È la quarta bozza, riscritta in fretta e furia dopo le bombe russe. Per le altre tre ci sono volute 50 riunioni e 20 libri bianchi inviati da ogni Paese. Si litigava su tutto, soprattutto sulla percezione delle minacce: per la Francia il Sahel e il terrorismo; per i Paesi del Sud la pressione migratoria e il controllo del Mediterraneo; per i baltici e l’Est la sola minaccia è sempre stata Mosca. Nel novembre 2021 la parola “Russia” appariva solo 6 volte, nel documento finale ben 17. 

La ritrovata unione contro Putin non vuol dire però che siamo pronti a un esercito europeo. Nell’UE rimangono 27 politiche estere e di difesa, la NATO è il collante e l’operazione EU Rapid Deployment Capacity, appena approvata, con soli 5.000 uomini che dal 2025 potrebbero essere operativi, partirà solo se si troverà la volontà politica e gli Stati disposti a finanziarla.
 
Intanto, però, l’Europa ha cominciato a finanziare la produzione di armi. Il tabù è caduto nel 2015, dopo l’invasione russa della Crimea. La lobby delle industrie d’armi si è presentata a Bruxelles nel “Gruppo di personalità” riunito dalla Commissione per decidere il calendario futuro: su 16 ospiti 7 avevano un legame diretto con l’industria (Airbus Group, BAE Systems, Finmeccanica, MBDA, Saab, Indra e i lobbisti ASD), due politici, Michael Gahler e Elisabeth Gigou, sono da sempre sostenitori di una difesa europea. La società civile e le università erano assenti.

Poi sono arrivati la Brexit, Trump e i suoi attacchi alla NATO, gli attentati a Parigi e Bruxelles. Intanto le proposte del gruppo di esperti erano maturate. Nel 2017 è nata la Pesco, una cooperazione rinforzata tra 25 governi europei (fuori Danimarca e Malta) per coordinare dei progetti comuni. Nel 2017 è arrivato il PADR con 90 milioni per i primi 18 progetti di armi. Nel 2019-20 si è passati a 500 milioni con il programma EDIDP e 41 progetti. I maggiori beneficiari sono 4 paesi: la Francia, leader del settore, con 48 progetti, la Spagna 41, l’Italia 37 e la Germania 30. 

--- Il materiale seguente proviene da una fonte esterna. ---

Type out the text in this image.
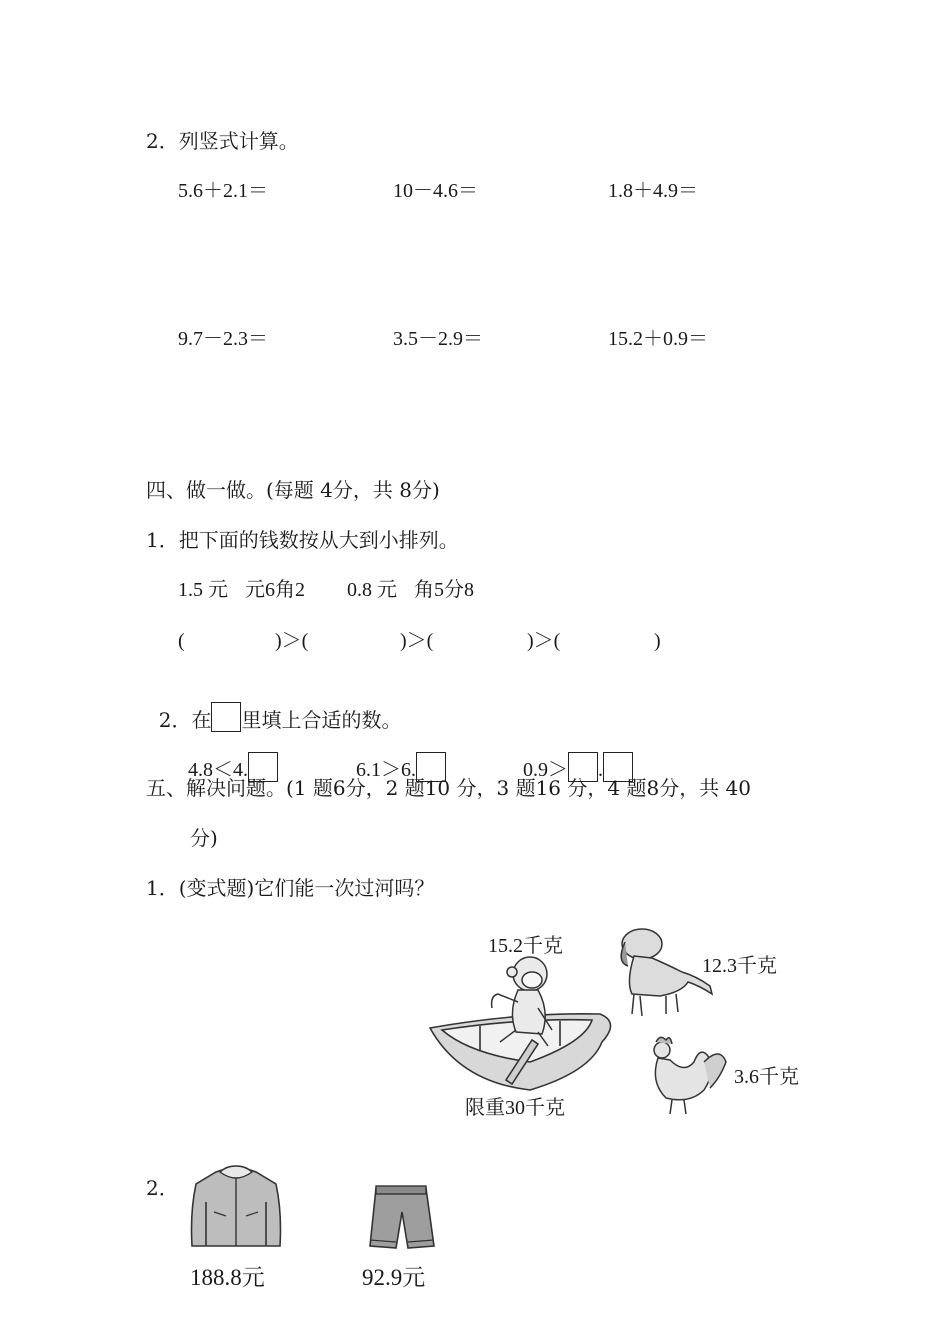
2．列竖式计算。
5.6＋2.1＝	10－4.6＝	1.8＋4.9＝
9.7－2.3＝	3.5－2.9＝	15.2＋0.9＝
四、做一做。(每题 4分，共 8分)
1．把下面的钱数按从大到小排列。
1.5 元 元6角2 0.8 元 角5分8
(	)＞(	)＞(	)＞(	)

2．在 里填上合适的数。

4.8＜4.	6.1＞6.	0.9＞ .

五、解决问题。(1 题6分，2 题10 分，3 题16 分，4 题8分，共 40
分)
1．(变式题)它们能一次过河吗？
15.2千克
限重30千克
12.3千克
3.6千克
2．
188.8元	92.9元
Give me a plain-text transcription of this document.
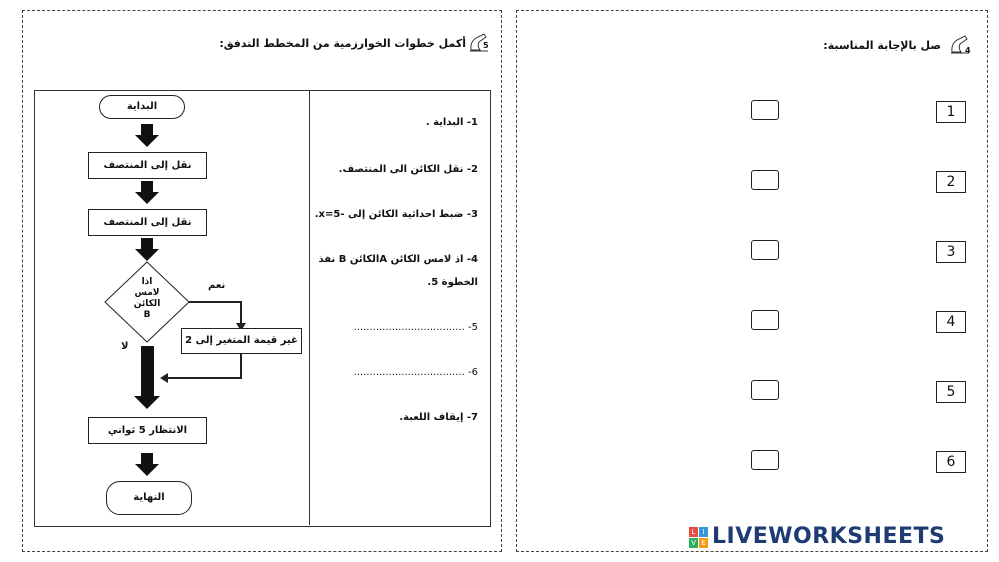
أكمل خطوات الخوارزمية من المخطط التدفق: 5
البداية
نقل إلى المنتصف
نقل إلى المنتصف
اذا
لامس
الكائن
B
نعم
لا
غير قيمة المتغير إلى 2
الانتظار 5 ثواني
النهاية
1- البداية .
2- نقل الكائن الى المنتصف.
3- ضبط احداثية الكائن إلى -5=x.
4- اذ لامس الكائن Aالكائن B نفذ
الخطوة 5.
5- ...................................
6- ...................................
7- إيقاف اللعبة.
صل بالإجابة المناسبة:	4
1
2
3
4
5
6
L	I
V E LIVEWORKSHEETS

“Di solito si fa prima la politica estera, la politica di difesa, e poi si comprano le armi. Qui facciamo il contrario”, spiega Francesco Vignarca della Rete Italiana Disarmo. Il prof. Fabrizio Coticchia, dell’università di Genova, spiega che “la volontà di rinunciare a un pezzo di sovranità per decisioni comuni non c’è. Lo stesso vale per l’intelligence: un agente segreto francese non condividerà mai informazioni sulla Libia con un italiano o un tedesco. Per non parlare di come sono spartiti i progetti industriali di ricerca nelle armi, senza controllo democratico”. 

L’industria, quella grossa, ringrazia. Su 302 aziende che hanno ricevuto finanziamenti da EDIDP, cinque Airbus, Thales, Leonardo, Indra Sistemas e Dassault – partecipano a 23 dei 41 progetti, per un valore di 363 milioni. I 4 paesi beneficiari sono anche azionisti di queste società in un settore nella mani di pochi player aggrovigliati tra loro: Airbus possiede parte di Dassault, che controlla parte di Thales, che a sua volta possiede altre aziende (come Edisoft in Portogallo o Naval Group in Francia) o è partner di Leonardo per controllarne altre (Telespazio ed Elettronica). 

Sarebbe materia di indagine per l’Antitrust UE per capire se dei colossi così interdipendenti si muovono in un terreno di reale concorrenza e non determinano commesse e costo delle armi. I cinque colossi sono anche partecipati da tre grossi fondi americani, Blackrock, Vanguard e Capital, azionisti sia delle società europee che dei loro competitor americani Boeing, Lockheed Martin, Raytheon Technologies, General Dynamics e Northrop Grumman. Parte dei soldi pubblici per il riarmo UE, insomma, volerà via dall’Europa. 
Queste partecipazioni incrociate nello stesso settore dovrebbero essere materia dell’Antitrust, ma la Commissione ha risposto a Investigate Europe che si muoverà quando ci sarà una denuncia. È difficile che arrivi, perché anche le piccole imprese sopravvivono all’ombra dei colossi. “In Francia il governo e l’industria delle armi sono molto legati dice la deputata verde Hannah Neumann, membro della sottocommissione per la sicurezza e la difesa Quando i funzionari dei governi decidono l’assegnazione dei fondi UE, i lobbisti siedono quasi al tavolo”. 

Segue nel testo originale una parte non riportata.